Caching
In DataJunction, caching is a crucial component that helps optimize performance by storing and reusing results of expensive operations, such as computing the dimension DAG (Directed Acyclic Graph). This section discusses how caching is used within DataJunction and how you can implement a custom caching solution using FastAPI’s dependency injection.
How Caching is Used
DataJunction employs caching in multiple areas to enhance performance and reduce the load on the database. One of the primary use cases is caching the results of expensive operations like computing the dimension DAG. By caching these results, DataJunction can quickly return previously computed results without having to recompute them, thereby saving time and resources.

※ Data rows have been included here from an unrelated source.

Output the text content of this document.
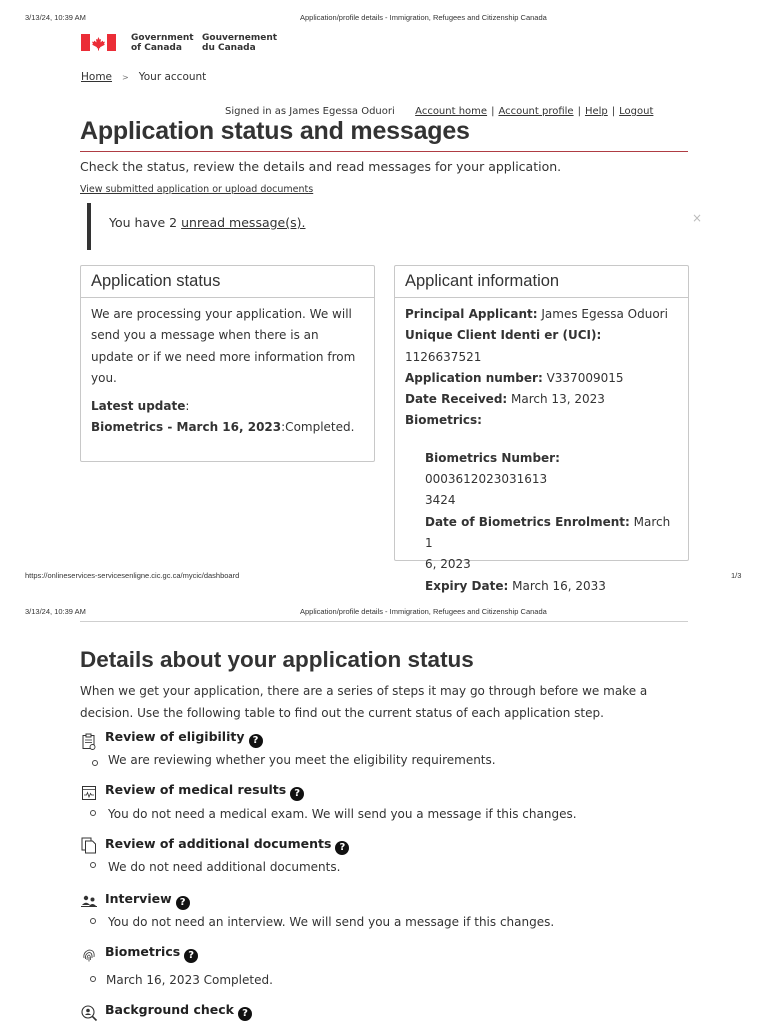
3/13/24, 10:39 AM	Application/profile details - Immigration, Refugees and Citizenship Canada
Government
of Canada
Gouvernement
du Canada
Home > Your account
Signed in as James Egessa Oduori Account home | Account profile | Help | Logout
Application status and messages
Check the status, review the details and read messages for your application.
View submitted application or upload documents
You have 2 unread message(s).	×
Application status
We are processing your application. We will
send you a message when there is an
update or if we need more information from
you.
Latest update:
Biometrics - March 16, 2023:Completed.
Applicant information
Principal Applicant: James Egessa Oduori
Unique Client Identi er (UCI): 1126637521
Application number: V337009015
Date Received: March 13, 2023
Biometrics:
Biometrics Number: 0003612023031613
3424
Date of Biometrics Enrolment: March 1
6, 2023
Expiry Date: March 16, 2033
https://onlineservices-servicesenligne.cic.gc.ca/mycic/dashboard	1/3
3/13/24, 10:39 AM	Application/profile details - Immigration, Refugees and Citizenship Canada
Details about your application status
When we get your application, there are a series of steps it may go through before we make a
decision. Use the following table to find out the current status of each application step.
Review of eligibility ?
We are reviewing whether you meet the eligibility requirements.
Review of medical results ?
You do not need a medical exam. We will send you a message if this changes.
Review of additional documents ?
We do not need additional documents.
Interview ?
You do not need an interview. We will send you a message if this changes.
Biometrics ?
March 16, 2023 Completed.
Background check ?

Default Caching Implementation
Out of the box, DataJunction comes with a simple in-memory cache that uses SimpleCache
from the cachelib
library. This implementation is straightforward and efficient for development and small-scale deployments.
Here’s a brief look at the default caching implementation:
from cachelib import SimpleCache
class CachelibCache(Cache):
"""A standard implementation of CacheInterface that uses cachelib"""
def __init__(self):
super().__init__()
self.cache = SimpleCache()
def get(self, key: str) -> Optional[Any]:
"""Get a cached value from the simple cache"""
super().get(key)
return self.cache.get(key)
def set(self, key: str, value: Any, timeout: int = 3600) -> None:
"""Cache a value in the simple cache"""
super().set(key, value, timeout)
self.cache.set(key, value, timeout=timeout)
def delete(self, key: str) -> None:
"""Delete a key in the simple cache"""
super().delete(key)
self.cache.delete(key)
Custom Caching Implementation
You can implement a custom cache by using FastAPI’s dependency injection and injecting a get_cache
dependency.
The custom cache must implement the CacheInterface
, which includes the get
, set
and delete
methods.
Here’s the CacheInterface
definition:
from abc import ABC, abstractmethod
from typing import Any, Optional
class CacheInterface(ABC):
"""Cache interface"""
@abstractmethod
def get(self, key: str) -> Optional[Any]:
"""Get a cached value"""
@abstractmethod
def set(self, key: str, value: Any, timeout: int = 300) -> None:
"""Cache a value"""
@abstractmethod
def delete(self, key: str) -> None:
"""Delete a cache key"""
Implementing a Custom Cache
To implement a custom cache, create a class that extends CacheInterface
and override the get
, set
, and delete
methods. Then, use FastAPI’s dependency injection to inject your custom cache.
Here’s an example of a custom cache implementation:
from fastapi import Request
from datajunction_server.internal.caching.noop_cache import noop_cache
class MyCustomCache(CacheInterface):
"""A custom cache implementation"""
def __init__(self):
# Initialize your custom cache here
...
def get(self, key: str) -> Optional[Any]:
# Implement the logic to retrieve a cached value
...
def set(self, key: str, value: Any, timeout: int = 300) -> None:
# Implement the logic to cache a value
...
def delete(self, key: str) -> None:
# Implement the logic to delete a cache key
...
def get_cache(request: Request) -> Optional[CacheInterface]:
"""Dependency for retrieving a custom cache implementation"""
cache_control = request.headers.get("Cache-Control", "")
skip_cache = "no-cache" in cache_control
return noop_cache if skip_cache else MyCustomCache()
Respecting the no-cache
Header
The open-source get_cache
dependency respects the no-cache
header in requests. This means that if a request contains
the Cache-Control: no-cache
header, the cache will be bypassed, and fresh data will be fetched. This is done by
returning an instance of NoOpCache
which simply wraps the base Cache
implementation that logs caching activity.
It is recommended that custom cache implementations also respect this header to ensure consistency. “Turning off the
cache” when a no-cache
header is detected is as simple as making sure the dependency injected function returns the
NoOpCache
instance that can be imported from datajunction_server.internal.caching.noop_cache
.